Since you bring up programming, "Programming for decades" doesn't convey much relevant information in this case. Few Javascript jockeys can reverse engineer software or understand C/C++ properly. Other backgrounds will be more useful.

Programmers with the relevant skills can rely more on open source tools whose source code can be checked / have an open development flow / etc. Not upgrading compulsively isn't a bad idea -- each time you upgrade, that's a whole load more code to check. Tools such as lldb / dtrace / lsof and reverse engineering software are also useful. (Objective-C was nice because it was so easy to reverse-engineer). Personally, I discard any tool that engages in dubious behavior such as installing itself to launch at boot or puting stuff where it's not supposed to be. Things that try to access the internet and don't need to also get deleted. Little Snitch is my friend. And I avoid stuff that requires large runtimes (like Java).

But, ultimately, as I've pointed out before, there are no guarantees. I'm pretty paranoid. But any program could cause catastrophic failure, and the App Store won't make an iota of difference against a determined opponent. Zero days buried deeply in a spreadsheet application won't be found... nor will code running as Word macros. But my main worry is actually my web browser: a giant attack surface that is constantly modified and that needs access to the internet.
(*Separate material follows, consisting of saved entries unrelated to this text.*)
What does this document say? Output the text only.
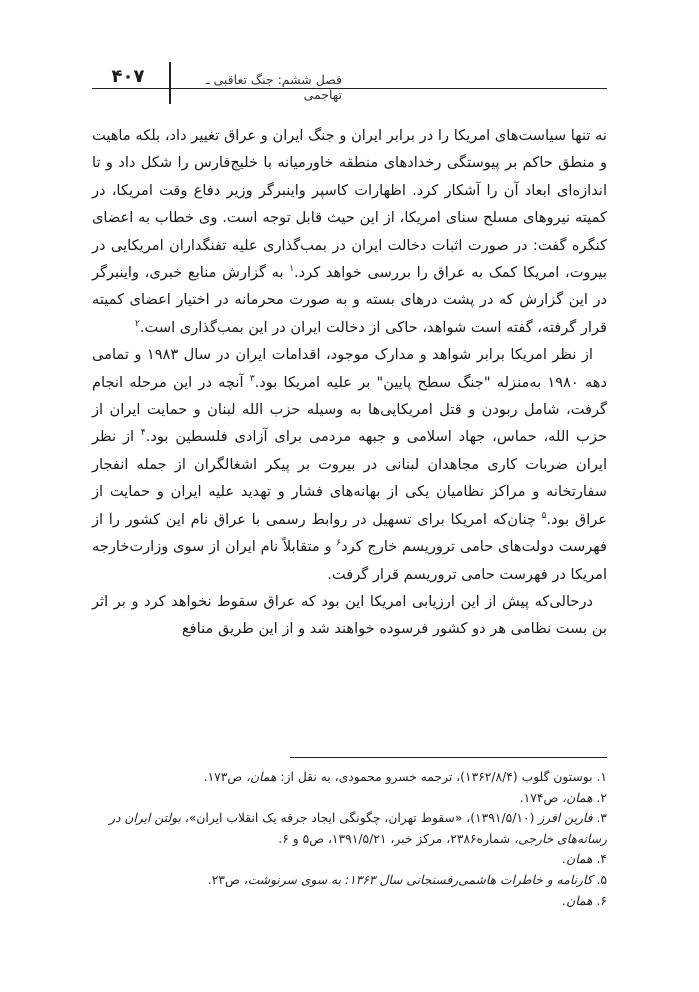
۴۰۷	فصل ششم: جنگ تعاقبی ـ تهاجمی

نه تنها سیاست‌های امریکا را در برابر ایران و جنگ ایران و عراق تغییر داد، بلکه ماهیت و منطق حاکم بر پیوستگی رخدادهای منطقه خاورمیانه با خلیج‌فارس را شکل داد و تا اندازه‌ای ابعاد آن را آشکار کرد. اظهارات کاسپر واینبرگر وزیر دفاع وقت امریکا، در کمیته نیروهای مسلح سنای امریکا، از این حیث قابل توجه است. وی خطاب به اعضای کنگره گفت: در صورت اثبات دخالت ایران در بمب‌گذاری علیه تفنگداران امریکایی در بیروت، امریکا کمک به عراق را بررسی خواهد کرد.$^۱$ به گزارش منابع خبری، واینبرگر در این گزارش که در پشت درهای بسته و به صورت محرمانه در اختیار اعضای کمیته قرار گرفته، گفته است شواهد، حاکی از دخالت ایران در این بمب‌گذاری است.$^۲$

از نظر امریکا برابر شواهد و مدارک موجود، اقدامات ایران در سال ۱۹۸۳ و تمامی دهه ۱۹۸۰ به‌منزله "جنگ سطح پایین" بر علیه امریکا بود.$^۳$ آنچه در این مرحله انجام گرفت، شامل ربودن و قتل امریکایی‌ها به وسیله حزب الله لبنان و حمایت ایران از حزب الله، حماس، جهاد اسلامی و جبهه مردمی برای آزادی فلسطین بود.$^۴$ از نظر ایران ضربات کاری مجاهدان لبنانی در بیروت بر پیکر اشغالگران از جمله انفجار سفارتخانه و مراکز نظامیان یکی از بهانه‌های فشار و تهدید علیه ایران و حمایت از عراق بود.$^۵$ چنان‌که امریکا برای تسهیل در روابط رسمی با عراق نام این کشور را از فهرست دولت‌های حامی تروریسم خارج کرد$^۶$ و متقابلاً نام ایران از سوی وزارت‌خارجه امریکا در فهرست حامی تروریسم قرار گرفت.

درحالی‌که پیش از این ارزیابی امریکا این بود که عراق سقوط نخواهد کرد و بر اثر بن بست نظامی هر دو کشور فرسوده خواهند شد و از این طریق منافع

۱. بوستون گلوب (۱۳۶۲/۸/۴)، ترجمه خسرو محمودی، به نقل از: همان، ص۱۷۳.

۲. همان، ص۱۷۴.

۳. فارین افرز (۱۳۹۱/۵/۱۰)، «سقوط تهران، چگونگی ایجاد جرقه یک انقلاب ایران»، بولتن ایران در رسانه‌های خارجی، شماره۲۳۸۶، مرکز خبر، ۱۳۹۱/۵/۲۱، ص۵ و ۶.

۴. همان.

۵. کارنامه و خاطرات هاشمی‌رفسنجانی سال ۱۳۶۳: به سوی سرنوشت، ص۲۳.

۶. همان.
Not a good combination.

Had Apple succeeded in banning Epic from developing the Unreal Engine, and they tried, many iOS / Mac games would have disappeared or not been made. Most users wouldn't have noticed, but they would have had fewer choices.
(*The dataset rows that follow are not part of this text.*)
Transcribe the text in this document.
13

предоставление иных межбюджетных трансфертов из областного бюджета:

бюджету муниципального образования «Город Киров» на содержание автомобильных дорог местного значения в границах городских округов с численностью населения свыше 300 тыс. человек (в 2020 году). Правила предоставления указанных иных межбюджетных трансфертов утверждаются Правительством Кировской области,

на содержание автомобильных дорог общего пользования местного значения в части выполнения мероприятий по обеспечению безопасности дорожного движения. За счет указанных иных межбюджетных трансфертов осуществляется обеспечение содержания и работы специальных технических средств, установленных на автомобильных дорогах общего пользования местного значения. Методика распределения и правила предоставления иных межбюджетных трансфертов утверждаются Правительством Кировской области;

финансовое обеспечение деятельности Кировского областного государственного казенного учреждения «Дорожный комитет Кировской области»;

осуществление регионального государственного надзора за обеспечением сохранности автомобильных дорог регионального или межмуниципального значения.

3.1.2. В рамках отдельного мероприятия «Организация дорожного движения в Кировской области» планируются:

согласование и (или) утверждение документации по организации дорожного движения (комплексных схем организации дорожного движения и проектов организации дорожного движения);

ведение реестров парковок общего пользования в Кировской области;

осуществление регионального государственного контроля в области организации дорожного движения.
@Ted "Apple has always been willing to make developers work harder for the benefit of users."

That's funny because it's very difficult to find the benefit for users when you are asked to check the Mac of a "user" and you find dozen of adware and PUP running on it even though GateKeeper is enabled and the XProtect file being is up to date.

@someone: Can confirm: my old man’s MacBook Air caught an adware infection back in 2019, I suspect from a “PDF form viewer” app downloaded from the web. I advised installing commercial antivirus (which he did) to remove that infection and hopefully prevent any more, and maybe downloading apps from AppStore rather than the open web. Neither of which is a guarantee of safety and security either, alas. And he’s a retired EE quick to recognize phishing and other scams, so not a total idiot.

Malware is Big Organized Crime nowadays. Global, professional, and often highly skilled. (And that’s not even including state-level actors.) Whatever Apple’s doing, it has yet to deliver on all its promises. And OUG’s advice of “trust longtime independent Mac software vendors like Michael”, while delightfully retro and pleasingly loyal, is so laughably unrealistic at any modern scale as to require no further response. Those halycon days of the 1990s—when Apple was a boutique platform where everyone knew everyone else, and being a Mac Fan made you Special—are as ancient history as the Jurassic; dead and gone and never coming back.

(In fact, there’s way more chance of the dinosaurs returning than the 1990s’ software distribution model, a notion even more painfully ridiculous than Sir Dickie’s Scots.)